While we debrominated 1,1-dibromoolefin 2 using Pd(PPh₃)₄ and HSnBu₃ (ÆZ-10, Scheme [4] ) the same reagents [30] or variations thereof [Pd(PPh₃)₄/HSiEt₃ or HSi(SiMe₃)₃ or NH₄HCO₂; Pd(dba)₂ or NiCl₂(PPh₃)₂/HSnBu₃] failed to reduce 1,3-dibromodiene Z-5 due to inertness (15 was not formed, Scheme [5] ).

The C^{1 ′} = C^γ configuration of debromination product E-8 followed from the NOE’s induced by irradiating, in CDCl₃ solution, 4-H (δ = 7.84 ppm): The absorption of 1′-H (δ = 6.50 ppm) remained unaltered while the absorption of 2′-H (δ = 7.02 ppm) increased.
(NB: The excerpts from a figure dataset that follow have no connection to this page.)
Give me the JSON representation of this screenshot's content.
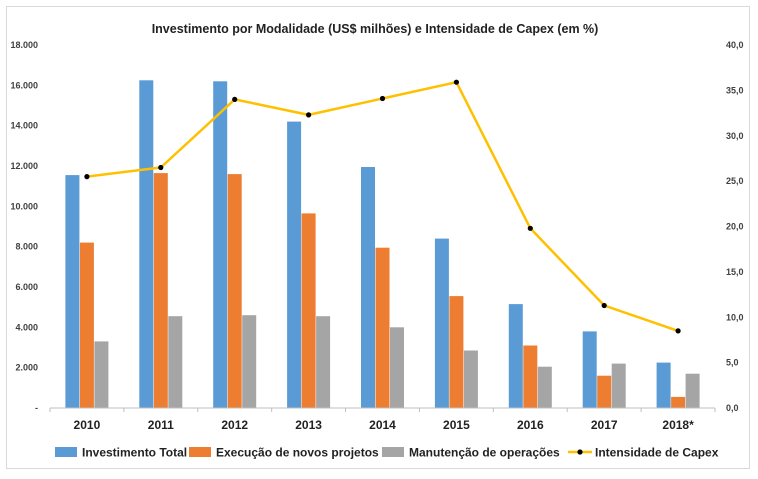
{
  "chart_data": {
    "type": "bar",
    "title": "Investimento por Modalidade (US$ milhões) e Intensidade de Capex (em %)",
    "categories": [
      "2010",
      "2011",
      "2012",
      "2013",
      "2014",
      "2015",
      "2016",
      "2017",
      "2018*"
    ],
    "series": [
      {
        "name": "Investimento Total",
        "type": "bar",
        "axis": "left",
        "color": "#5b9bd5",
        "values": [
          11550,
          16250,
          16200,
          14200,
          11950,
          8400,
          5150,
          3800,
          2250
        ]
      },
      {
        "name": "Execução de novos projetos",
        "type": "bar",
        "axis": "left",
        "color": "#ed7d31",
        "values": [
          8200,
          11650,
          11600,
          9650,
          7950,
          5550,
          3100,
          1600,
          550
        ]
      },
      {
        "name": "Manutenção de operações",
        "type": "bar",
        "axis": "left",
        "color": "#a5a5a5",
        "values": [
          3300,
          4550,
          4600,
          4550,
          4000,
          2850,
          2050,
          2200,
          1700
        ]
      },
      {
        "name": "Intensidade de Capex",
        "type": "line",
        "axis": "right",
        "color": "#ffc000",
        "marker_color": "#000000",
        "values": [
          25.5,
          26.5,
          34.0,
          32.3,
          34.1,
          35.9,
          19.8,
          11.3,
          8.5
        ]
      }
    ],
    "left_axis": {
      "min": 0,
      "max": 18000,
      "ticks": [
        0,
        2000,
        4000,
        6000,
        8000,
        10000,
        12000,
        14000,
        16000,
        18000
      ],
      "tick_labels": [
        "-",
        "2.000",
        "4.000",
        "6.000",
        "8.000",
        "10.000",
        "12.000",
        "14.000",
        "16.000",
        "18.000"
      ]
    },
    "right_axis": {
      "min": 0,
      "max": 40,
      "ticks": [
        0,
        5,
        10,
        15,
        20,
        25,
        30,
        35,
        40
      ],
      "tick_labels": [
        "0,0",
        "5,0",
        "10,0",
        "15,0",
        "20,0",
        "25,0",
        "30,0",
        "35,0",
        "40,0"
      ]
    },
    "grid": false,
    "legend_position": "bottom"
  }
}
In Z-8 an analogous assignment was impossible because the resonances of 4-H and 2′-H overlapped. The C^{1 ′} = C^γ configurations of the debromination products E-12 and Z-12 were established by the absence(presence) of an NOE at 1′-H (δ = 6.81 ppm and δ = 6.03 ppm, respectively, in CDCl₃) when irradiating 4-H (δ = 7.82 ppm and δ = 7.49 ppm, respectively).